The LORD is the everlasting God,
the Creator of the ends of the earth.
He will not grow tired or weary,
and His understanding no one can fathom.
He gives strength to the weary
and increases the power of the weak..."
If you are wading through some deep water, doesn't that just sing to your heart, like it does to mine? Would it surprise you to know that this passage ends with those familiar words, "...but those who hope in the Lord will renew their strength. They will soar on wings as eagles; they will run and not grow weary, they will walk and not be faint" (Isaiah 40:27-29, 31)
One last encouragement for you to "back up" with some of your favorite verses. On the United Nations building in New York City are inscribed these words, "...and they shall beat their swords into plowshares, and their spears into pruninghooks; nation shall not lift up sword against nation, neither shall they learn war any more" Isaiah 2:4(b)

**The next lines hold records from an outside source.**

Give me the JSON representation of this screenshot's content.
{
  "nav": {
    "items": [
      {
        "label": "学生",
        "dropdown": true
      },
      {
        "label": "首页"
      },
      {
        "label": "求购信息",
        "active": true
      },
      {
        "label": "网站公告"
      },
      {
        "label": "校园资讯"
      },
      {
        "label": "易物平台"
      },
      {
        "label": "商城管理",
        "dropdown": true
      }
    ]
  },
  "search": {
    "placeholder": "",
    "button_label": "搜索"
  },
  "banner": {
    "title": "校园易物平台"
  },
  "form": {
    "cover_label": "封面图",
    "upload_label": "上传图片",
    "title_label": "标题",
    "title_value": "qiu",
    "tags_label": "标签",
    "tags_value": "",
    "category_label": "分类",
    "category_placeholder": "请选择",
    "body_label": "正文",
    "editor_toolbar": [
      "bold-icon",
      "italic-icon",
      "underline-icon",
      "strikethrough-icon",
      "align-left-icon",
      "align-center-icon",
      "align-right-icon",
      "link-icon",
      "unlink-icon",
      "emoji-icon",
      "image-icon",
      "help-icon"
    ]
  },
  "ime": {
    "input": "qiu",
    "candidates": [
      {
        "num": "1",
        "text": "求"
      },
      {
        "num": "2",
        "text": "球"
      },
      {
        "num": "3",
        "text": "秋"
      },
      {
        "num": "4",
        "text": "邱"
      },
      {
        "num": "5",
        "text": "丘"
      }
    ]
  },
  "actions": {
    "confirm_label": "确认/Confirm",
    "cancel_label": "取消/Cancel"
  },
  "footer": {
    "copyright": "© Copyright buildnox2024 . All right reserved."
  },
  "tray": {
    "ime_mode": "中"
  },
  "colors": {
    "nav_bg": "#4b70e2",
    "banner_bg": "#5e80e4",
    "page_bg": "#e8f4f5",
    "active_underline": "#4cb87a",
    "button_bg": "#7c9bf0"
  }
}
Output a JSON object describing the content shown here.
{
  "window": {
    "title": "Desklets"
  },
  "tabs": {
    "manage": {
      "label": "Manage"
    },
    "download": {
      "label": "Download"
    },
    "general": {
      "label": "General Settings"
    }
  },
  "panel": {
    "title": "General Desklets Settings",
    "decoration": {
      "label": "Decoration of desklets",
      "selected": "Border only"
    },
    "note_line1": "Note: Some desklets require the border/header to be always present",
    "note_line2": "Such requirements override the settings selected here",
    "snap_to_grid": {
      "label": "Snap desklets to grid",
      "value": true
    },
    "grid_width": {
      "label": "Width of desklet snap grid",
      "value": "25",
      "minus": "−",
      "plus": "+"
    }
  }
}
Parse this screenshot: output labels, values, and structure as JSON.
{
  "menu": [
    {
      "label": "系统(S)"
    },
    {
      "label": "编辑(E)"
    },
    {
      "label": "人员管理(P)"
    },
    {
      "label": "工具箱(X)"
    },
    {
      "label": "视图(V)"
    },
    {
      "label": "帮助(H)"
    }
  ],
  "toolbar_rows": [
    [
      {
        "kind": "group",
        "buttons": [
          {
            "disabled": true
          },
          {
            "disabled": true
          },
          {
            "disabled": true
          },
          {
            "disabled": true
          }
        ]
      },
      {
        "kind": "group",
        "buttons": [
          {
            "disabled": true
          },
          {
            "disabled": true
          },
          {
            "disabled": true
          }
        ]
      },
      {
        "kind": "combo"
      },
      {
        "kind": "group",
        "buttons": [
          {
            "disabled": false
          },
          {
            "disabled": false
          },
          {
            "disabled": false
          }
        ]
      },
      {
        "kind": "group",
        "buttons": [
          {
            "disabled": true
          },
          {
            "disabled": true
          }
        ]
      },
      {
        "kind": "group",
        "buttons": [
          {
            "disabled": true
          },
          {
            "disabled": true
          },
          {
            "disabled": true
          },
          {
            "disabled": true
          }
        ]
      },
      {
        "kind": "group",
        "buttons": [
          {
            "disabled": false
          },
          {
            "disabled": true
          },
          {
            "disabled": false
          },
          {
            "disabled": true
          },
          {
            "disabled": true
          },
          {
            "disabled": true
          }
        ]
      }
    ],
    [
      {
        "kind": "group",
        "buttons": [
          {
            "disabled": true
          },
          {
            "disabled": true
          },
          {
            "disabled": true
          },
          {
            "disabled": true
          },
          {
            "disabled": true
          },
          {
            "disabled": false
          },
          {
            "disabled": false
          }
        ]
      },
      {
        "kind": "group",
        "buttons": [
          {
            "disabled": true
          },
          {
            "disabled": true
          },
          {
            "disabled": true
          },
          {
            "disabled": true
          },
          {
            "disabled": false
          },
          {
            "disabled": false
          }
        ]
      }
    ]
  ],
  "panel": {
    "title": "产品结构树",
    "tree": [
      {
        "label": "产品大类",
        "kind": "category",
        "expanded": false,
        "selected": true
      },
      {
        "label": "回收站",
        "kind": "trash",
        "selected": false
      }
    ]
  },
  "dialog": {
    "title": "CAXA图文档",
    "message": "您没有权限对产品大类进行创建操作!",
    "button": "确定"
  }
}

It's really too bad that they didn't inscribe the whole verse, because perhaps there would be a better understanding of why men's attempts to bring about plowshares and pruninghooks fail so miserably. The first part of Isaiah 2:4 reads, "And He shall judge among the nations, and shall rebuke many people." Only the Sovereign Lord, the Judge of unfaltering integrity, wisdom, and knowledge, is capable of bringing the peace we all desire....and only through judgement. A totally politically incorrect idea these days, but missions begun on half of the story (or verse, as it were), relying on man's intellect and tainted motives are doomed before they begin.
OK..there's the Sunday School bell ringing..sorry if I kept you too late. Just know there are many treasures awaiting you, right behind some very familiar ground.